‘Weet jij’, vroeg ik aan de man die net had geroepen dat Nederland vol is, ‘hoeveel procent van ons land bebouwd is?’ We zaten in een zaaltje bij een politieke avond over woningbouw. Het ging er hard aan toe.
Iedereen wilde dat er gebouwd werd, maar niemand wilde woningen in zijn of haar buurt. Iemand stelde voor om in de dorpskernen de hoogte in te bouwen: tot acht- of negenhoog, zodat je het groen kon sparen. Anderen keerden zich daar tegen: het dorpse karakter moest behouden blijven. Maar ook zij wilden niet in het groen bouwen.
‘Ondergronds bouwen, dat zou de ideale oplossing zijn: starters- senioren- en sociale huurholen’, opperde ik. Niemand lachte. Humor is een vijand van discussies waarin absolute waarheden over tafel vliegen.

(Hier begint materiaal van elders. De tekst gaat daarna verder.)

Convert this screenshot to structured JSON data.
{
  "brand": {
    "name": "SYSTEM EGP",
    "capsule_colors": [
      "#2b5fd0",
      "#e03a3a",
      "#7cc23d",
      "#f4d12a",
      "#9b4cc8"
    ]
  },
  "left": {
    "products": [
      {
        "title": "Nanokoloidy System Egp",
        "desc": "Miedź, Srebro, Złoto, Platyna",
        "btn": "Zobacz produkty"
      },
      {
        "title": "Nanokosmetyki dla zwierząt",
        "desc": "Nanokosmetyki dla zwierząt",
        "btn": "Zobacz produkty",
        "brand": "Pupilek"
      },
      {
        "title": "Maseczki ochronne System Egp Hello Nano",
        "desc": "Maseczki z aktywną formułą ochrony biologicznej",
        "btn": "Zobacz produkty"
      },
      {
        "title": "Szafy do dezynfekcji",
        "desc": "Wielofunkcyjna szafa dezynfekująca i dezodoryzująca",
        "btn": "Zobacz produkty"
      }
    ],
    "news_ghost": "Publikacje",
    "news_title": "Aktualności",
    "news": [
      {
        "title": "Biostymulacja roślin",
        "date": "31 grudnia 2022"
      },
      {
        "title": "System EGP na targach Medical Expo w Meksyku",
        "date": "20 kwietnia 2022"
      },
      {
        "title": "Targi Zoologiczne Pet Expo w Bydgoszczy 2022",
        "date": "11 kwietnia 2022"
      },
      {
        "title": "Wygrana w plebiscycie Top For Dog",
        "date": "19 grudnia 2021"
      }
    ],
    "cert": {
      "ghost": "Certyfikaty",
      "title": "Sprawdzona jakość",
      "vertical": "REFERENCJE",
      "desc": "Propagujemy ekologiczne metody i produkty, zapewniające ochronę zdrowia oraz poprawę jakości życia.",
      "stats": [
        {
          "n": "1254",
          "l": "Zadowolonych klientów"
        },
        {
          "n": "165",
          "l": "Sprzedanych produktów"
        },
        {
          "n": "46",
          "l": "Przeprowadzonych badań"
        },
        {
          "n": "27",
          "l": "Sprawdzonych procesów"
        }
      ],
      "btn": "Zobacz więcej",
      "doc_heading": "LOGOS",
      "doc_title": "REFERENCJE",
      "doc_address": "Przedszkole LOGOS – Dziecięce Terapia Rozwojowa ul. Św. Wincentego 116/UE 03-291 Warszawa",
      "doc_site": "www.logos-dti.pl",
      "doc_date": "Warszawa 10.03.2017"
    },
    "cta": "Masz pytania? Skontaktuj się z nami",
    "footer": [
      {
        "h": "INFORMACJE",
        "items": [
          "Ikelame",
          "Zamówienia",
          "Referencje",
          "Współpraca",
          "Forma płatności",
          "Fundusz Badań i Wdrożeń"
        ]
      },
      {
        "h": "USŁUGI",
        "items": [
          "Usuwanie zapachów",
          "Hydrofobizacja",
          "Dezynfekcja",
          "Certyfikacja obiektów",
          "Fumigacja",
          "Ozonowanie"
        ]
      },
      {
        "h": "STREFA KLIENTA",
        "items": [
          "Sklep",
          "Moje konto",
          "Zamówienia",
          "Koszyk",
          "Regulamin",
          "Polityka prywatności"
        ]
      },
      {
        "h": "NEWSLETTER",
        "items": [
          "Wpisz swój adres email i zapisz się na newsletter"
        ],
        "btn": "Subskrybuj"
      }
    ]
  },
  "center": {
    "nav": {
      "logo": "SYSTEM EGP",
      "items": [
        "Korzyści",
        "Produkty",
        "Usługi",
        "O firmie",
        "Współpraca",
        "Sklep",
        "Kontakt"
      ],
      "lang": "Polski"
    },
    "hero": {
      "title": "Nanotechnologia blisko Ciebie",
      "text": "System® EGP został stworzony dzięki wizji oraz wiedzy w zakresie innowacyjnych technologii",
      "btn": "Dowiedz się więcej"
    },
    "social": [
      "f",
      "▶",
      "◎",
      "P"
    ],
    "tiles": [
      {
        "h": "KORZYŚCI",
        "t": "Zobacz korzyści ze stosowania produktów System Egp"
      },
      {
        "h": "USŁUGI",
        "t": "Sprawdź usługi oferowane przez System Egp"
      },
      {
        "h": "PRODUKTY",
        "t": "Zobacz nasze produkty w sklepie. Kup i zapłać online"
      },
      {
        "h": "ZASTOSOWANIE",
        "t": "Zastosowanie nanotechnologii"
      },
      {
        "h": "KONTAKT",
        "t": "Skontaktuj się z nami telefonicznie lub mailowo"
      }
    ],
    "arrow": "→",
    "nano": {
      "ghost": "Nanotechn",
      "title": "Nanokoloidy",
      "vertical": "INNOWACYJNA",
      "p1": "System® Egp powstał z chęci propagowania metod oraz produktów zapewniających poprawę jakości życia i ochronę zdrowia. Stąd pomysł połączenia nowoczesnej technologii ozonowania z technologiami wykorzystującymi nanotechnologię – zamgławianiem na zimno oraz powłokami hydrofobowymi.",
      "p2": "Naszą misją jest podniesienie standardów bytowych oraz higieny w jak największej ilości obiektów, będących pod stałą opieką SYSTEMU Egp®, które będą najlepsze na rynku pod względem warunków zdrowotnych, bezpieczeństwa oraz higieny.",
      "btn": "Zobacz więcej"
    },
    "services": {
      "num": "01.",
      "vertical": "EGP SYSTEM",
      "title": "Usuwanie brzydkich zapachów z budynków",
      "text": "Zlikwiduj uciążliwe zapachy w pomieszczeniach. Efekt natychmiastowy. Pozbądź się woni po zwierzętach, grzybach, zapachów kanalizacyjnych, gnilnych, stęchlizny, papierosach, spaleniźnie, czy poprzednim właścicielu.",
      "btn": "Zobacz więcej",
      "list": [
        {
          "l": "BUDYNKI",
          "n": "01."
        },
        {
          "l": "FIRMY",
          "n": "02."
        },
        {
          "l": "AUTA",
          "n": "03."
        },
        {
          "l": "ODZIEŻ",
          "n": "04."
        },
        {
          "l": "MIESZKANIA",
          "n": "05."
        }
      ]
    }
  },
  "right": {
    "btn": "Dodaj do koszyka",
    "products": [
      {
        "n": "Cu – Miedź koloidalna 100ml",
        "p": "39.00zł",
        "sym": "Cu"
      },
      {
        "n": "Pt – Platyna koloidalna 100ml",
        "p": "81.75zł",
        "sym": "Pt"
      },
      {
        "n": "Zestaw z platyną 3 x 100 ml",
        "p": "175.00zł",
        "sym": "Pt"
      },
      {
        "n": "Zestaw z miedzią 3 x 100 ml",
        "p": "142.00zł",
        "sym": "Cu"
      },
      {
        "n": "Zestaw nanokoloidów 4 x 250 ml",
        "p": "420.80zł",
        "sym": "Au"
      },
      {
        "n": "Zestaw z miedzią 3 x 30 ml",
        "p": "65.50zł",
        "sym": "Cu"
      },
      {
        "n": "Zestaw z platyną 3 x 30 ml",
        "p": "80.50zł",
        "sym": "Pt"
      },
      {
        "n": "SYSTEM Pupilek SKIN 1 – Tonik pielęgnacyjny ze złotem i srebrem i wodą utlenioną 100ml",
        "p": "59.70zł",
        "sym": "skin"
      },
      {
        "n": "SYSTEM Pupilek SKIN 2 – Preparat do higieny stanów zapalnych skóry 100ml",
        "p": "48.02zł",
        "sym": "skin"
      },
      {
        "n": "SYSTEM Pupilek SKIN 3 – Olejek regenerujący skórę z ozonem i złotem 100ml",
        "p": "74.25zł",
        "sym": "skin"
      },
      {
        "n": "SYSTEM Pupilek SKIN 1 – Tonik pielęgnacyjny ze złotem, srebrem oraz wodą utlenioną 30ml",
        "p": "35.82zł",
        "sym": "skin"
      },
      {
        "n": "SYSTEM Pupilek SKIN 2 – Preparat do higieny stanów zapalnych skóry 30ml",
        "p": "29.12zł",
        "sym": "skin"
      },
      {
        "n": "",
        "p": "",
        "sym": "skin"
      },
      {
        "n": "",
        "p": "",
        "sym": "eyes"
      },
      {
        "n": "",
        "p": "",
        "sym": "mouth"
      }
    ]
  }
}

‘Het kan gewoon niet, Nederland is vol.’ Er viel een stilte en toen vroeg ik het dus: ‘Weet jij hoeveel procent van Nederland bebouwd is?’ – ‘Meer dan de helft’, zei de man, ‘en dan druk ik me nog voorzichtig uit.’ – ‘15%’, zei ik. Ik had toevallig ’s middags op de website van het CBS gekeken. ‘En weet jij hoeveel procent er in Nederland bebouwd is als er 1 miljoen woningen bijgebouwd zouden worden? 16%. Dus Nederland is niet vol. Het lijkt soms vol, als je met z’n allen, dag na dag na dag in de file staat. Als je ziet hoe het verrommelt, hoe iedereen maar wat doet. Er is geen samenhang. Er is geen lokale en geen regionale visie en geen landelijke visie op hoe we onze omgeving leuk, mooi en handig kunnen inrichten.’